On 9 May 2022, the Conference on the Future of Europe (CoFoE) came to a close with the publication of its final report, which included 49 official proposals and many more recommendations. Despite high expectations, the public attention to the conference quickly faded once it was clear that these demands would be left unfulfilled.
While some of the proposals required significant Treaty changes to be implemented, possibly explaining the resistance they were met with, others merely required a modest amount of political will. One, in particular, stands out.
Following deliberations over issues such as climate change, migration or the digital transformation, the participants decided to include a specific request in the report: embedding citizens assemblies in the EU’s decision making process. In other words, the largest exercise of participatory democracy ever held in the European Union wanted more … of itself. Promising, if not ironic.
Potential of citizen’s assemblies
Democratic deficit is a well-known concept amongst EU experts, describing the lack of democratic accessibility, representation and accountability in the EU felt by many European citizens. One of its main drivers is the slow and complex decision-making processes of the European institutions, which often take place behind doors, leading citizens to feel that they have no say in the process. This erodes public trust in the EU's ability to address important issues and make decisions in the best interest of its citizens, contributing to the rise of populism, polarisation and distrust in institutions.
The potential solution to this democratic deficit may lie in the very suggestion made by the participants of the CoFoE - the inclusion of citizen’s assemblies in the decision-making process. If executed well, they provide legitimacy to the process and can yield remarkably positive results.
In various European countries, such assemblies have helped move past contentious issues, most famously in Ireland on topics such as abortion and same-sex marriage. Citizens assemblies have the potential to energise the European public to engage in transnational debates about a wide range of issues and ensure their experience and expertise impacts the decision-making process.
What ought to be done?
There are pitfalls to citizen assemblies, as seen in the lacklustre impact of the first CoFoE. What worked in Ireland, for example, was expansive coverage of the proceedings, ranging from live streams to a steady interest from national broadcasting. In Europe, we should aim for no less. This requires a strong media strategy to cover developments, spread the message and engage the public.
National and local governments must also play a larger role- they bear a responsibility in “translating” the EU to their constituencies. Through information campaigns, courses, and other means, they can raise awareness amongst all citizens. Local administrations can organise their own assemblies in the local language, including citizens from all backgrounds, and especially minorities, to ensure true representation.
At the same time, they can support their citizens in making use of the available participation tools, overcoming obstacles such as digital literacy. This will promote greater participation, ensuring that even those areas and groups that have been traditionally overlooked, such as rural and depopulated areas or people with disabilities, have a voice in Brussels.
Finally, it must be clear that policy makers cannot ignore the outcomes of these assemblies. The European Parliament and the European Commission must extensively debate the main recommendations, leading to their adoption or a thorough response as to why they are put aside.
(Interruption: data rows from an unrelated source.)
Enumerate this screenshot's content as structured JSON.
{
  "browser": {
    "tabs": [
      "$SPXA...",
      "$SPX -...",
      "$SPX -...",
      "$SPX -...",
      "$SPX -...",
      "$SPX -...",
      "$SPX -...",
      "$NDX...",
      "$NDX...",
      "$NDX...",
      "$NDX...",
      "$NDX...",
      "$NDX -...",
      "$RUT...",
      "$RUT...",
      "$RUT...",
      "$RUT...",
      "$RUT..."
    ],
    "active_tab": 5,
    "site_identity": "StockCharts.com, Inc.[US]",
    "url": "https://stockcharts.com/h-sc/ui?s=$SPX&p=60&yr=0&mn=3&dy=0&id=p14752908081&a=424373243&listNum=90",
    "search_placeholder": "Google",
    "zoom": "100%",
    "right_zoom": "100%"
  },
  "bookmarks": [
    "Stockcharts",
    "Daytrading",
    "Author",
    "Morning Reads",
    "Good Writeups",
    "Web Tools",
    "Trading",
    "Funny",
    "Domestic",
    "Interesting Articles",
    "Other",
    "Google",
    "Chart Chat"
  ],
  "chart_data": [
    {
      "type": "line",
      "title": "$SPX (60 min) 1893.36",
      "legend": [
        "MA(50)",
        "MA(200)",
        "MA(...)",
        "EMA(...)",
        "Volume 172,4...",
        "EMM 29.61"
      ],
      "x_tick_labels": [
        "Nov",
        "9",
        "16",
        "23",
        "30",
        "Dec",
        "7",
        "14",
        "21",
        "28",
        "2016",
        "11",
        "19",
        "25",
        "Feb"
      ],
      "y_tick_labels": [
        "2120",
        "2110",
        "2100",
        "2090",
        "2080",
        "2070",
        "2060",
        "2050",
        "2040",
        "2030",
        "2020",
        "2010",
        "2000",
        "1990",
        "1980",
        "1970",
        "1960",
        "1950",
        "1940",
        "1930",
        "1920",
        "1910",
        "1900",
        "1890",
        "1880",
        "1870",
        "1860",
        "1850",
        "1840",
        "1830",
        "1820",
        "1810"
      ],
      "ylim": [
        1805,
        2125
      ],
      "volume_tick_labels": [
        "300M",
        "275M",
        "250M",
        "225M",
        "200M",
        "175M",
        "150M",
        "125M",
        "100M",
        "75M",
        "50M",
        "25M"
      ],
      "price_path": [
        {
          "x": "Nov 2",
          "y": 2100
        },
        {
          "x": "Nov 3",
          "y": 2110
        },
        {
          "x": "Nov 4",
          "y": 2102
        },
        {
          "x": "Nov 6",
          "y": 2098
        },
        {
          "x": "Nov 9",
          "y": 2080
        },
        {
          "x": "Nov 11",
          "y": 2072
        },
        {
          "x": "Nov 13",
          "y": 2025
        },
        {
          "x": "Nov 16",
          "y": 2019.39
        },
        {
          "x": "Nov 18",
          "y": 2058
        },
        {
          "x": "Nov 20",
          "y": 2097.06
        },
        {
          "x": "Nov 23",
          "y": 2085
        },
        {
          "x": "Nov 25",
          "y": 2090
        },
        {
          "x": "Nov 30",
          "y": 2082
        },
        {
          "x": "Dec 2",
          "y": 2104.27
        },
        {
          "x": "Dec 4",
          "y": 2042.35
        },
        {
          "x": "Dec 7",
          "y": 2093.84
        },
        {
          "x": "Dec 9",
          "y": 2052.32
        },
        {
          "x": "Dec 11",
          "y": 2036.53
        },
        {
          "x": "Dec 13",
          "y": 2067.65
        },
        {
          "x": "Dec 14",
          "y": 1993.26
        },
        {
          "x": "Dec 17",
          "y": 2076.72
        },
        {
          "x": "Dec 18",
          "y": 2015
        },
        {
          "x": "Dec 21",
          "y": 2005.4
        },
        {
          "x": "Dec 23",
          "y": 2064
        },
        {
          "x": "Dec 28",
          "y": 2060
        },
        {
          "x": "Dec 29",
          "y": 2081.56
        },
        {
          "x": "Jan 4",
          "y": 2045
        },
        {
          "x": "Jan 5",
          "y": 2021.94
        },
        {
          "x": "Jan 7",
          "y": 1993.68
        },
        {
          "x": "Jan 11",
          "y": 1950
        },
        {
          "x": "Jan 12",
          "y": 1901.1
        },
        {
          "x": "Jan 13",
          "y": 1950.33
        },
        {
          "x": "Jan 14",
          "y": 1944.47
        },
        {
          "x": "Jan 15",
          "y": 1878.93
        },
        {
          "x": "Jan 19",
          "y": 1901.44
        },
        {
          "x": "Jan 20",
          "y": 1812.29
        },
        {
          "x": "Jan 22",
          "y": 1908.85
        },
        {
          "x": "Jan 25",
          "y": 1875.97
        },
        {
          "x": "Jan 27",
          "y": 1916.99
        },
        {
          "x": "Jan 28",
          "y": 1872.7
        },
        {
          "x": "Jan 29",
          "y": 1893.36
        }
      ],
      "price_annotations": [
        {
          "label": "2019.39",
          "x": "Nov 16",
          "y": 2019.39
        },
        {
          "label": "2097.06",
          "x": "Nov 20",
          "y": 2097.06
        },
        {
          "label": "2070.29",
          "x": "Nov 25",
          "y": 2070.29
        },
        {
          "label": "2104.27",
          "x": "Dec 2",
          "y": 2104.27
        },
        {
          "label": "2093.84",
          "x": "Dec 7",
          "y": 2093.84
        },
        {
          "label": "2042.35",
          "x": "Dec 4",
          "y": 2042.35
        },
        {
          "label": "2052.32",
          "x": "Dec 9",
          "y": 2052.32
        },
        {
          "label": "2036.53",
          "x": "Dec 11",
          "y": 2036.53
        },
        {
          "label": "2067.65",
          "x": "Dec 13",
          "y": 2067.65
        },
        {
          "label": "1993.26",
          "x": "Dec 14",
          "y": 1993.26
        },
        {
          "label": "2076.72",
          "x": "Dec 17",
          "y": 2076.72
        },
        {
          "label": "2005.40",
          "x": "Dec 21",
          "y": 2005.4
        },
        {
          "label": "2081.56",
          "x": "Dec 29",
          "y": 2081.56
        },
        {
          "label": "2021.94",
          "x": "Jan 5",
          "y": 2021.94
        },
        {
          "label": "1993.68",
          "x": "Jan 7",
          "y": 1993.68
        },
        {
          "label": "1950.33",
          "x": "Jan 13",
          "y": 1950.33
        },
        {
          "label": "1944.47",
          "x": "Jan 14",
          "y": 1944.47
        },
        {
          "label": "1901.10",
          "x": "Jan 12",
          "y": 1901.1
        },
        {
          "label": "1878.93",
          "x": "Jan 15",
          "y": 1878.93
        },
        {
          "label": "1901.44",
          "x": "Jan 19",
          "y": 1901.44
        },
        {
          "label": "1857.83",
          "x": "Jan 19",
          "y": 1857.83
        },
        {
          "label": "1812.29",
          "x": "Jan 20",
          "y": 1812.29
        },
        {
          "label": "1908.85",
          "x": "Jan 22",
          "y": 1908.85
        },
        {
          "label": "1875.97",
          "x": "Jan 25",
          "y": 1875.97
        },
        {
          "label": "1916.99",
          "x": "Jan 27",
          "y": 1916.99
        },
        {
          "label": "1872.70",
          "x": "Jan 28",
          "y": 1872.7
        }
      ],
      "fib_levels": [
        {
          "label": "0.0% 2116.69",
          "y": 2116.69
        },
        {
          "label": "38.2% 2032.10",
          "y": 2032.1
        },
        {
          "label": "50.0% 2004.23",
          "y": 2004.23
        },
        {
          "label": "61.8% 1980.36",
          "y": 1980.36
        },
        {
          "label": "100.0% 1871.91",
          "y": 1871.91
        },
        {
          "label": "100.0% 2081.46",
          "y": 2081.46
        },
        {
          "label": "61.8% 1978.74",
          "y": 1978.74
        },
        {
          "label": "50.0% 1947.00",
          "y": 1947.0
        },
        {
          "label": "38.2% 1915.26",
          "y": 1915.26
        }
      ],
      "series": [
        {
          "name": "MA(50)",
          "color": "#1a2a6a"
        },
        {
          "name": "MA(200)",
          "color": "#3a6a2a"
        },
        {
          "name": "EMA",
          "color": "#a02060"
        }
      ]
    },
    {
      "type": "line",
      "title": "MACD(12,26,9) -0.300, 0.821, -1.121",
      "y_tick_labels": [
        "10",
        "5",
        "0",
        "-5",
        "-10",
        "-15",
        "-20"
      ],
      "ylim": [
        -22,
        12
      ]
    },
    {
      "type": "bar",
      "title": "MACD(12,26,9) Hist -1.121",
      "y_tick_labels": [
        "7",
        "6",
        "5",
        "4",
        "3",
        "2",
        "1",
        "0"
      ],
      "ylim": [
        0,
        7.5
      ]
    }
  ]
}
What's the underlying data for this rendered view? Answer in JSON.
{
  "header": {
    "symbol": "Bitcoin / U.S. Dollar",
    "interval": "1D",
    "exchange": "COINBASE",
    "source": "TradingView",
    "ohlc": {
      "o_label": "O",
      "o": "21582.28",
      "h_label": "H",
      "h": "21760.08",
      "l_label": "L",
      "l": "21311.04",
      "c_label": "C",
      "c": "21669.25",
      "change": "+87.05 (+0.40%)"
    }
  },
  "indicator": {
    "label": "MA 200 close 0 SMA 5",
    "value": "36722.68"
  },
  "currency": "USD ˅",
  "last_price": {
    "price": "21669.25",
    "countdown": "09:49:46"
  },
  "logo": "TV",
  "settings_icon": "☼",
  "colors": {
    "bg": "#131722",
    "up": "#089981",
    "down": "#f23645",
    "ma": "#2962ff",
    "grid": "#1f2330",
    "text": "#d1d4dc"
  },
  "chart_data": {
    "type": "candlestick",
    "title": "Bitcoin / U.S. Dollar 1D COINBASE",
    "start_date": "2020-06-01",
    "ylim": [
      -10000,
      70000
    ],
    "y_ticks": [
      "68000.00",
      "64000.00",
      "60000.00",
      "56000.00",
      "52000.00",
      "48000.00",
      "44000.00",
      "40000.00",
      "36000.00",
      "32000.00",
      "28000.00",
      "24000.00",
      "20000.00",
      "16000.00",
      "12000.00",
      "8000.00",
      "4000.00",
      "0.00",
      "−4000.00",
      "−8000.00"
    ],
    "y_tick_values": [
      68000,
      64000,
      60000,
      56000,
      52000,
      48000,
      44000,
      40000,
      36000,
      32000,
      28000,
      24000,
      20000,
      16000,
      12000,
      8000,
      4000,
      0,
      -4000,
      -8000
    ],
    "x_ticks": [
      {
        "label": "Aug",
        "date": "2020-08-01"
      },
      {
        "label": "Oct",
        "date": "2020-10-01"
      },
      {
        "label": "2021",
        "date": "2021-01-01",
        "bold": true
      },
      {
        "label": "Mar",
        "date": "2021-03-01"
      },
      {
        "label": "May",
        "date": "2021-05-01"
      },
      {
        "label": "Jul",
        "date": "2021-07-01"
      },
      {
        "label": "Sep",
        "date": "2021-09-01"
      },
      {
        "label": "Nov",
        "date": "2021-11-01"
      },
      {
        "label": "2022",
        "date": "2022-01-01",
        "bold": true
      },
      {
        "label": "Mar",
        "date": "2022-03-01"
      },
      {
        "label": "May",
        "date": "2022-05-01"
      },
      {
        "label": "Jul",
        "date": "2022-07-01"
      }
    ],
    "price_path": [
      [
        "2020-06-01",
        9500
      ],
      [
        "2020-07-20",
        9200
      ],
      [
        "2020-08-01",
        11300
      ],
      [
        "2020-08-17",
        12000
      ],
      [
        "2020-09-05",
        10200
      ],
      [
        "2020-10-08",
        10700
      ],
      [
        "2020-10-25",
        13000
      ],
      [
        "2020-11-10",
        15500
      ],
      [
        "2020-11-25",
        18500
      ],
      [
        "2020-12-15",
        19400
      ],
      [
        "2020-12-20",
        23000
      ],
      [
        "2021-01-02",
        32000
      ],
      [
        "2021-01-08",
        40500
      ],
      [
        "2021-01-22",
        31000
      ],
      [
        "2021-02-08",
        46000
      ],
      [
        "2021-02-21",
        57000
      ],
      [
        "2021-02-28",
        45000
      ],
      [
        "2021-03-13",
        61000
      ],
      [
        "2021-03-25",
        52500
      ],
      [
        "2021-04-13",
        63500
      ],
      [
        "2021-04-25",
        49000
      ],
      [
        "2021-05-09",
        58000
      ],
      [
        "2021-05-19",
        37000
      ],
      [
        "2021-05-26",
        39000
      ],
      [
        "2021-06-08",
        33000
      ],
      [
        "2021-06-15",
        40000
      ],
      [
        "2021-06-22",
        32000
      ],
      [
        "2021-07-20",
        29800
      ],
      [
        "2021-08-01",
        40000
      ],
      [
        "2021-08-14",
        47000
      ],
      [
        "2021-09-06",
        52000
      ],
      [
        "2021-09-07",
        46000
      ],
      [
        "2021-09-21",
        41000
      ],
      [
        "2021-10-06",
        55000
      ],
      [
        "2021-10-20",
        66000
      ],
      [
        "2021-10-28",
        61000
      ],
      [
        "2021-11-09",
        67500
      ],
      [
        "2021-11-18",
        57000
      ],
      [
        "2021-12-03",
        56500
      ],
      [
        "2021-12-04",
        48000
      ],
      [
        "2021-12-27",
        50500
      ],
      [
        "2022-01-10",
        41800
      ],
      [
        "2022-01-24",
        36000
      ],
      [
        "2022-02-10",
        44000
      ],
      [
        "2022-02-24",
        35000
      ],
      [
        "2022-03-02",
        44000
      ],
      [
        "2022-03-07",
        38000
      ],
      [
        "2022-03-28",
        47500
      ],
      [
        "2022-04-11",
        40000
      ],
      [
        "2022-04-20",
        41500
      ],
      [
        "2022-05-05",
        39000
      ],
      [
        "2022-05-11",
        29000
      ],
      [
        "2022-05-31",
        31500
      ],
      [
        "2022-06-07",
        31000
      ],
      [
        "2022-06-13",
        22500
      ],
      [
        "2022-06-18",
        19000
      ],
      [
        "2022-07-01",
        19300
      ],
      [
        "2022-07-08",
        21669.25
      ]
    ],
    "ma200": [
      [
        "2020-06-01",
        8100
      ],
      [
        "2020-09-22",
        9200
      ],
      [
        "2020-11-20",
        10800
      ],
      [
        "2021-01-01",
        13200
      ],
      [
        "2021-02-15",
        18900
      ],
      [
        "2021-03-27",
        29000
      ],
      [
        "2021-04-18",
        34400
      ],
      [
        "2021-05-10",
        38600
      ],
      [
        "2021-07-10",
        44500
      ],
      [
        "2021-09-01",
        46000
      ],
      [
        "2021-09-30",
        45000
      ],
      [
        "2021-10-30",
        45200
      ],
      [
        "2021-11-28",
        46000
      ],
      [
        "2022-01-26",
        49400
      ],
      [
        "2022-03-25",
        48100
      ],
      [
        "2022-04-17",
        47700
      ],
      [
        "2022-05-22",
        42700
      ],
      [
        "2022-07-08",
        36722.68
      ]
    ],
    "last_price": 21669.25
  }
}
If neither is given, citizens must be able to force a response through the European Court of Justice. Citizens cannot be expected to put in their valuable time, effort and trust in exercises of participatory democracy if their voices are perhaps listened to but not heard.
The Conference on the Future of Europe was a first step in the right direction. However, it must not remain a one-time event. We should learn from the first edition and ensure we take the necessary steps to make it a recurring event that is fully embedded in the policy-making process.
It should be made possible for the European Parliament or the European Court of Justice to call for a topical European public deliberation on any contentious issue which requires the input of the European public. In contrast to the Conference, such topical deliberations would focus on much more specific questions, including but not limited to the EU accession process, migration, climate change adaptation and democratic backsliding. If the CoFoE taught us something, it is that citizens have high expectations from the EU, and the EU must deliver.